SPRINGFIELD, Mo. -- As the military continues its troop drawdown, you may have a tougher time enlisting. It's happening as we begin the transition out of "war time." In his State of the Union address, President Obama said we'll cut our forces in Afghanistan by half by next year.
Kason Newman is a machine; a pull-up, push-up, intense-enough-to-throw-up machine. But the only thing that used to be mechanical about him was his line of thinking. It was consumed by the military.
"I've always been interested in the SEALs, stuff like that, Navy SEALs, Special Ops, always played the video games, watched the movies; it just highly interested," he said in between sets at the gym.
That's where it stopped -- at interest.
"I just never thought I could get that fit," he said.
Newman knows how competitive enlisting has become, especially for something as elite as Air Force Special Operations.
"It's like a 90-percent attrition rate," he said. "A lot of people fail out either due to not being fit enough or mentally strong enough."
Across the board, fit and strong is more important than ever for military hopefuls like Newman.
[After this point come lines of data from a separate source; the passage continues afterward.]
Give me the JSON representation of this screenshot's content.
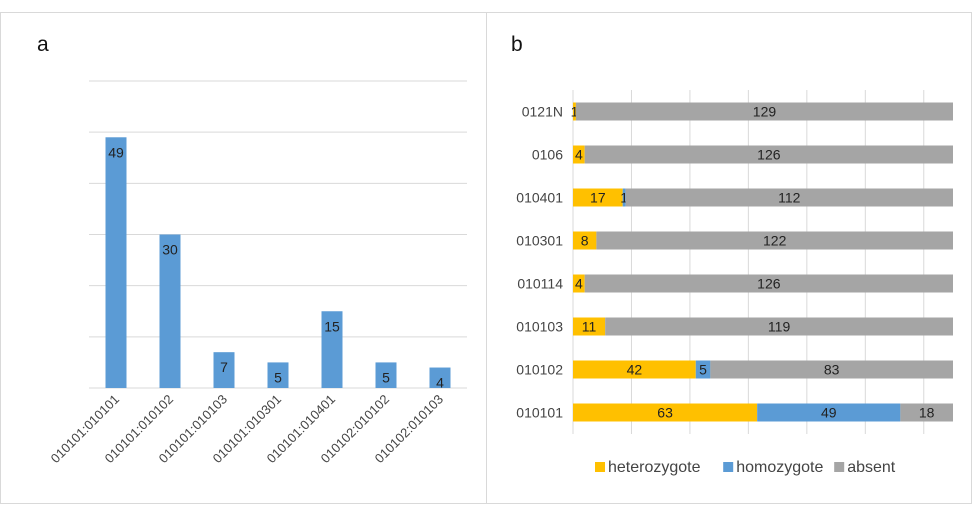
{
  "panels": {
    "a_label": "a",
    "b_label": "b"
  },
  "colors": {
    "bar_a": "#5b9bd5",
    "heterozygote": "#ffc000",
    "homozygote": "#5b9bd5",
    "absent": "#a5a5a5",
    "grid": "#d9d9d9"
  },
  "chart_data": [
    {
      "type": "bar",
      "categories": [
        "010101:010101",
        "010101:010102",
        "010101:010103",
        "010101:010301",
        "010101:010401",
        "010102:010102",
        "010102:010103"
      ],
      "values": [
        49,
        30,
        7,
        5,
        15,
        5,
        4
      ],
      "ylim": [
        0,
        60
      ],
      "grid": true
    },
    {
      "type": "bar",
      "orientation": "horizontal",
      "stacked": true,
      "categories": [
        "0121N",
        "0106",
        "010401",
        "010301",
        "010114",
        "010103",
        "010102",
        "010101"
      ],
      "series": [
        {
          "name": "heterozygote",
          "values": [
            1,
            4,
            17,
            8,
            4,
            11,
            42,
            63
          ]
        },
        {
          "name": "homozygote",
          "values": [
            0,
            0,
            1,
            0,
            0,
            0,
            5,
            49
          ]
        },
        {
          "name": "absent",
          "values": [
            129,
            126,
            112,
            122,
            126,
            119,
            83,
            18
          ]
        }
      ],
      "xlim": [
        0,
        130
      ],
      "grid": true,
      "legend": "bottom"
    }
  ]
}
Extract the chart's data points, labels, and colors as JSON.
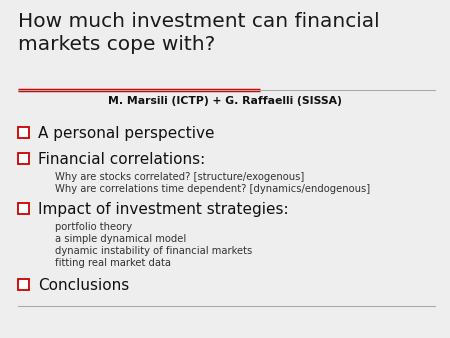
{
  "title_line1": "How much investment can financial",
  "title_line2": "markets cope with?",
  "author": "M. Marsili (ICTP) + G. Raffaelli (SISSA)",
  "bullet_items": [
    {
      "main": "A personal perspective",
      "sub": []
    },
    {
      "main": "Financial correlations:",
      "sub": [
        "Why are stocks correlated? [structure/exogenous]",
        "Why are correlations time dependent? [dynamics/endogenous]"
      ]
    },
    {
      "main": "Impact of investment strategies:",
      "sub": [
        "portfolio theory",
        "a simple dynamical model",
        "dynamic instability of financial markets",
        "fitting real market data"
      ]
    },
    {
      "main": "Conclusions",
      "sub": []
    }
  ],
  "bg_color": "#eeeeee",
  "title_color": "#1a1a1a",
  "author_color": "#111111",
  "bullet_main_color": "#111111",
  "bullet_sub_color": "#333333",
  "checkbox_color": "#cc0000",
  "rule_color_thick": "#cc0000",
  "rule_color_thin": "#aaaaaa",
  "title_fontsize": 14.5,
  "author_fontsize": 7.8,
  "bullet_main_fontsize": 11.0,
  "bullet_sub_fontsize": 7.2
}
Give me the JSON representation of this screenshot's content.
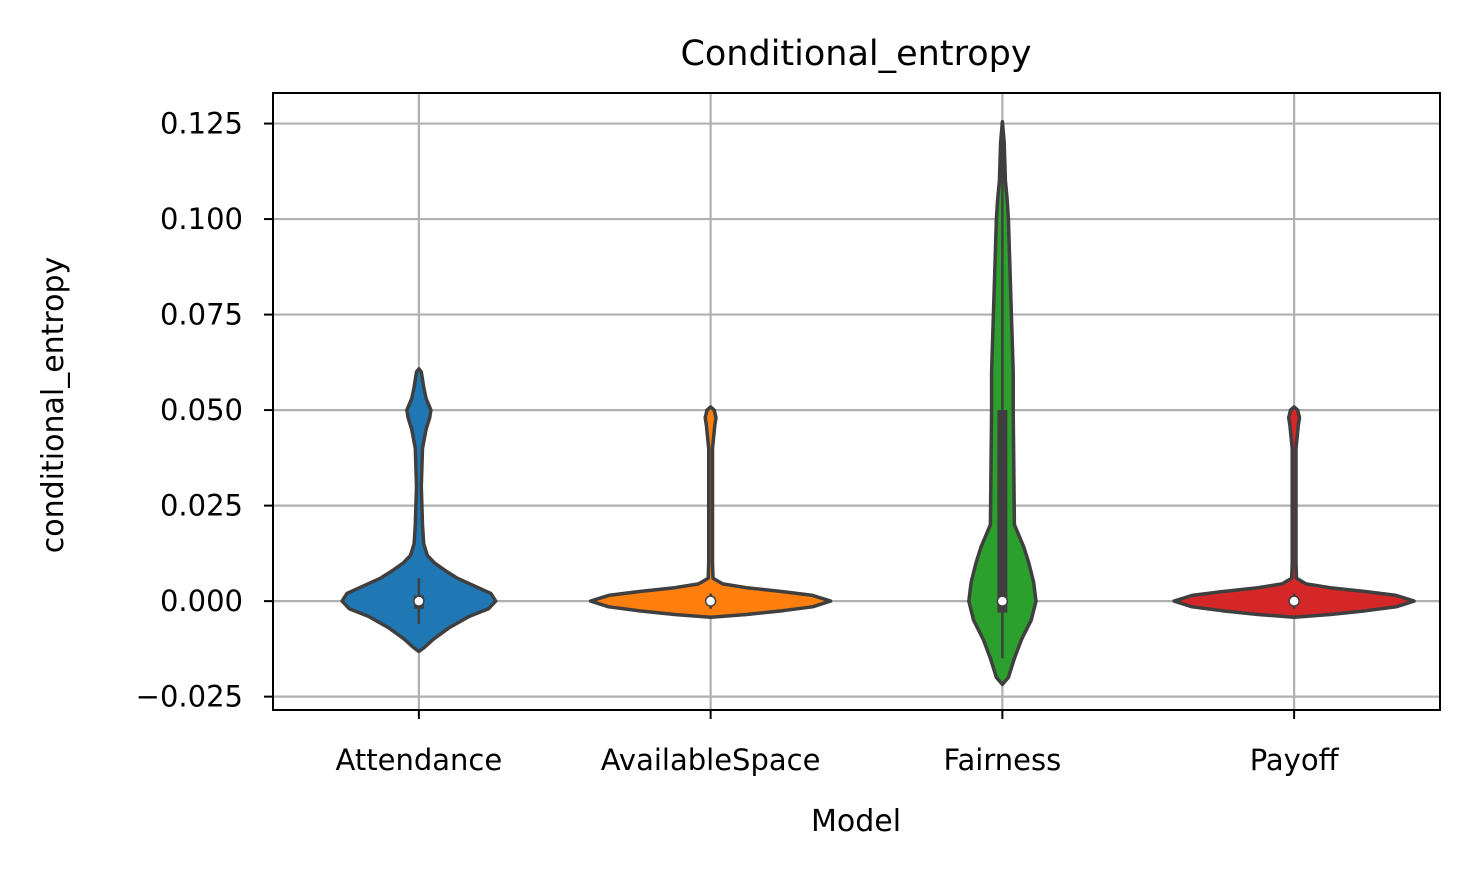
{
  "chart_data": {
    "type": "violin",
    "title": "Conditional_entropy",
    "xlabel": "Model",
    "ylabel": "conditional_entropy",
    "categories": [
      "Attendance",
      "AvailableSpace",
      "Fairness",
      "Payoff"
    ],
    "ylim": [
      -0.0285,
      0.133
    ],
    "yticks": [
      -0.025,
      0.0,
      0.025,
      0.05,
      0.075,
      0.1,
      0.125
    ],
    "ytick_labels": [
      "−0.025",
      "0.000",
      "0.025",
      "0.050",
      "0.075",
      "0.100",
      "0.125"
    ],
    "grid": true,
    "series": [
      {
        "category": "Attendance",
        "color": "#1f77b4",
        "median": 0.0,
        "q1": -0.002,
        "q3": 0.0015,
        "whisker_low": -0.006,
        "whisker_high": 0.006,
        "profile": [
          [
            -0.0132,
            0.0
          ],
          [
            -0.012,
            0.05
          ],
          [
            -0.01,
            0.12
          ],
          [
            -0.007,
            0.25
          ],
          [
            -0.004,
            0.42
          ],
          [
            -0.002,
            0.58
          ],
          [
            0.0,
            0.64
          ],
          [
            0.002,
            0.6
          ],
          [
            0.004,
            0.46
          ],
          [
            0.006,
            0.32
          ],
          [
            0.008,
            0.22
          ],
          [
            0.01,
            0.13
          ],
          [
            0.012,
            0.07
          ],
          [
            0.015,
            0.04
          ],
          [
            0.02,
            0.03
          ],
          [
            0.03,
            0.02
          ],
          [
            0.04,
            0.03
          ],
          [
            0.045,
            0.06
          ],
          [
            0.048,
            0.09
          ],
          [
            0.05,
            0.1
          ],
          [
            0.053,
            0.06
          ],
          [
            0.056,
            0.04
          ],
          [
            0.06,
            0.02
          ],
          [
            0.0608,
            0.0
          ]
        ]
      },
      {
        "category": "AvailableSpace",
        "color": "#ff7f0e",
        "median": 0.0,
        "q1": -0.0005,
        "q3": 0.0005,
        "whisker_low": -0.002,
        "whisker_high": 0.002,
        "profile": [
          [
            -0.0042,
            0.0
          ],
          [
            -0.0035,
            0.3
          ],
          [
            -0.0025,
            0.6
          ],
          [
            -0.0015,
            0.85
          ],
          [
            0.0,
            1.0
          ],
          [
            0.0015,
            0.85
          ],
          [
            0.0025,
            0.6
          ],
          [
            0.0035,
            0.3
          ],
          [
            0.0045,
            0.1
          ],
          [
            0.006,
            0.02
          ],
          [
            0.01,
            0.016
          ],
          [
            0.04,
            0.016
          ],
          [
            0.046,
            0.035
          ],
          [
            0.048,
            0.045
          ],
          [
            0.05,
            0.03
          ],
          [
            0.0508,
            0.0
          ]
        ]
      },
      {
        "category": "Fairness",
        "color": "#2ca02c",
        "median": 0.0,
        "q1": -0.003,
        "q3": 0.05,
        "whisker_low": -0.015,
        "whisker_high": 0.125,
        "profile": [
          [
            -0.0218,
            0.0
          ],
          [
            -0.02,
            0.05
          ],
          [
            -0.015,
            0.1
          ],
          [
            -0.01,
            0.16
          ],
          [
            -0.005,
            0.24
          ],
          [
            0.0,
            0.28
          ],
          [
            0.005,
            0.26
          ],
          [
            0.01,
            0.22
          ],
          [
            0.014,
            0.18
          ],
          [
            0.02,
            0.1
          ],
          [
            0.05,
            0.09
          ],
          [
            0.06,
            0.09
          ],
          [
            0.07,
            0.08
          ],
          [
            0.08,
            0.07
          ],
          [
            0.09,
            0.06
          ],
          [
            0.1,
            0.05
          ],
          [
            0.105,
            0.04
          ],
          [
            0.11,
            0.025
          ],
          [
            0.12,
            0.015
          ],
          [
            0.1255,
            0.0
          ]
        ]
      },
      {
        "category": "Payoff",
        "color": "#d62728",
        "median": 0.0,
        "q1": -0.0005,
        "q3": 0.0005,
        "whisker_low": -0.002,
        "whisker_high": 0.002,
        "profile": [
          [
            -0.0042,
            0.0
          ],
          [
            -0.0035,
            0.3
          ],
          [
            -0.0025,
            0.6
          ],
          [
            -0.0015,
            0.85
          ],
          [
            0.0,
            1.0
          ],
          [
            0.0015,
            0.85
          ],
          [
            0.0025,
            0.6
          ],
          [
            0.0035,
            0.3
          ],
          [
            0.0045,
            0.1
          ],
          [
            0.006,
            0.02
          ],
          [
            0.01,
            0.016
          ],
          [
            0.04,
            0.016
          ],
          [
            0.046,
            0.035
          ],
          [
            0.048,
            0.045
          ],
          [
            0.05,
            0.03
          ],
          [
            0.0508,
            0.0
          ]
        ]
      }
    ]
  }
}
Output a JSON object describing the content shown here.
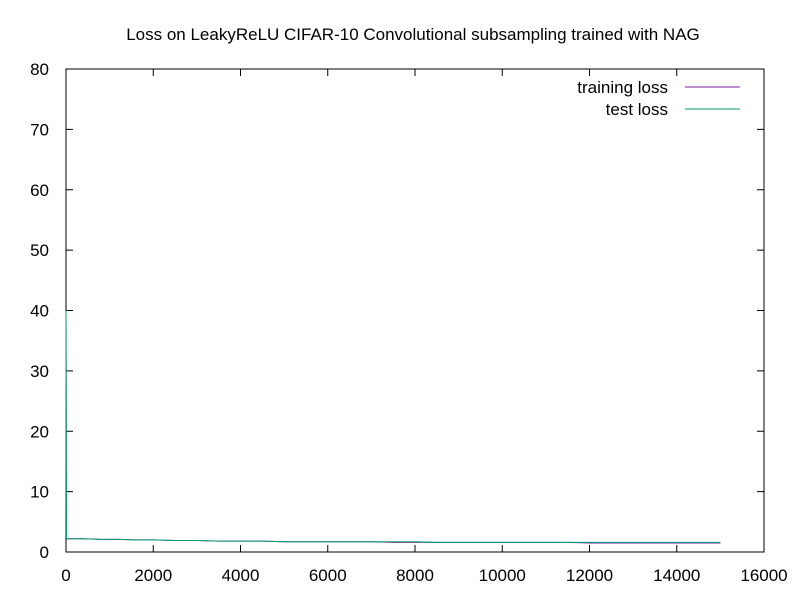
{
  "chart_data": {
    "type": "line",
    "title": "Loss on LeakyReLU CIFAR-10 Convolutional subsampling trained with NAG",
    "xlabel": "",
    "ylabel": "",
    "xlim": [
      0,
      16000
    ],
    "ylim": [
      0,
      80
    ],
    "x_ticks": [
      0,
      2000,
      4000,
      6000,
      8000,
      10000,
      12000,
      14000,
      16000
    ],
    "y_ticks": [
      0,
      10,
      20,
      30,
      40,
      50,
      60,
      70,
      80
    ],
    "grid": false,
    "legend_position": "top-right",
    "series": [
      {
        "name": "training loss",
        "color": "#7b1fa2",
        "x": [
          0,
          10,
          20,
          30,
          40,
          60,
          100,
          200,
          400,
          800,
          1200,
          1600,
          2000,
          2500,
          3000,
          3500,
          4000,
          4500,
          5000,
          5500,
          6000,
          6500,
          7000,
          7500,
          8000,
          8500,
          9000,
          9500,
          10000,
          10500,
          11000,
          11500,
          12000,
          12500,
          13000,
          13500,
          14000,
          14500,
          15000
        ],
        "y": [
          40,
          2.3,
          2.2,
          2.2,
          2.2,
          2.2,
          2.2,
          2.2,
          2.2,
          2.1,
          2.1,
          2.0,
          2.0,
          1.9,
          1.9,
          1.8,
          1.8,
          1.8,
          1.7,
          1.7,
          1.7,
          1.7,
          1.7,
          1.6,
          1.6,
          1.6,
          1.6,
          1.6,
          1.6,
          1.6,
          1.6,
          1.6,
          1.5,
          1.5,
          1.5,
          1.5,
          1.5,
          1.5,
          1.5
        ]
      },
      {
        "name": "test loss",
        "color": "#009e73",
        "x": [
          0,
          10,
          20,
          30,
          40,
          60,
          100,
          200,
          400,
          800,
          1200,
          1600,
          2000,
          2500,
          3000,
          3500,
          4000,
          4500,
          5000,
          5500,
          6000,
          6500,
          7000,
          7500,
          8000,
          8500,
          9000,
          9500,
          10000,
          10500,
          11000,
          11500,
          12000,
          12500,
          13000,
          13500,
          14000,
          14500,
          15000
        ],
        "y": [
          40,
          2.3,
          2.2,
          2.2,
          2.2,
          2.2,
          2.2,
          2.2,
          2.2,
          2.1,
          2.1,
          2.0,
          2.0,
          1.9,
          1.9,
          1.8,
          1.8,
          1.8,
          1.7,
          1.7,
          1.7,
          1.7,
          1.7,
          1.7,
          1.7,
          1.6,
          1.6,
          1.6,
          1.6,
          1.6,
          1.6,
          1.6,
          1.6,
          1.6,
          1.6,
          1.6,
          1.6,
          1.6,
          1.6
        ]
      }
    ]
  }
}
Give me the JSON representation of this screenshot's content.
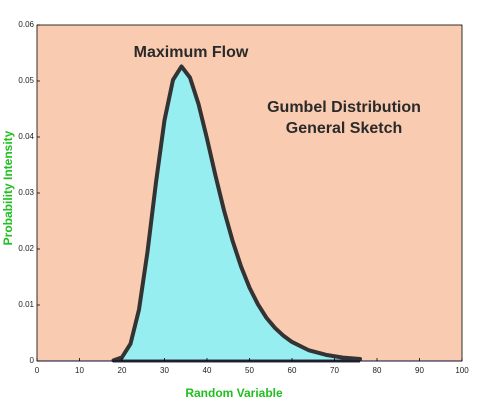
{
  "chart_data": {
    "type": "area",
    "annotations": [
      "Maximum Flow",
      "Gumbel Distribution",
      "General Sketch"
    ],
    "xlabel": "Random Variable",
    "ylabel": "Probability Intensity",
    "x": [
      18,
      20,
      22,
      24,
      26,
      28,
      30,
      32,
      34,
      36,
      38,
      40,
      42,
      44,
      46,
      48,
      50,
      52,
      54,
      56,
      58,
      60,
      64,
      68,
      72,
      76
    ],
    "values": [
      0.0001,
      0.00065,
      0.00307,
      0.00918,
      0.0195,
      0.0319,
      0.043,
      0.0502,
      0.0526,
      0.0506,
      0.0459,
      0.0397,
      0.0331,
      0.0269,
      0.0215,
      0.0169,
      0.0131,
      0.0101,
      0.0077,
      0.0059,
      0.0045,
      0.0034,
      0.0019,
      0.0011,
      0.0006,
      0.00035
    ],
    "color": "#96eef0",
    "line_color": "#333333",
    "background": "#f9cbb0",
    "xlim": [
      0,
      100
    ],
    "xticks": [
      0,
      10,
      20,
      30,
      40,
      50,
      60,
      70,
      80,
      90,
      100
    ],
    "ylim": [
      0,
      0.06
    ],
    "yticks": [
      0,
      0.01,
      0.02,
      0.03,
      0.04,
      0.05,
      0.06
    ]
  }
}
The military is cracking down on eligibility requirements that are relaxed during war time. The Army estimates 35 percent of its personnel will be pushed out due to tighter criteria: no visible tattoos, no misdemeanors, no obesity.
Not only is the military more strictly enforcing the physical requirements it already has, but it's also adding some new ones as well. For example, starting next year, women in the Marines will no longer just have to do a flexed arm hang. Instead, they'll do pullups, a minimum of three, just like the men.
"It is intense. The competition is definitely higher," said Lt. Col. Troy Wisdom.
Wisdom is over Missouri State University's ROTC program and says the numbers aren't dropping but scholarships are.
"I've been here a year and half. We've probably lost 50 percent of initial national scholarships my first year here."
Wisdom says his pool of applicants is constantly increasing in quality.
"We're very selective," he said.
After six months of grueling training, Newman is quality.
"My confidence is outrageous right now, but in check, yes," he said with a laugh.
He leaves for basic training in June.
Wisdom says competition is good and shouldn't discourage people from pursuing a career in the military. He says, if you meet all the eligibility requirements, you'll get in.
The Missouri National Guard is in a bit of a different situation. The head of recruiting for southwest Missouri says the Guard is growing, even creating 300 new jobs.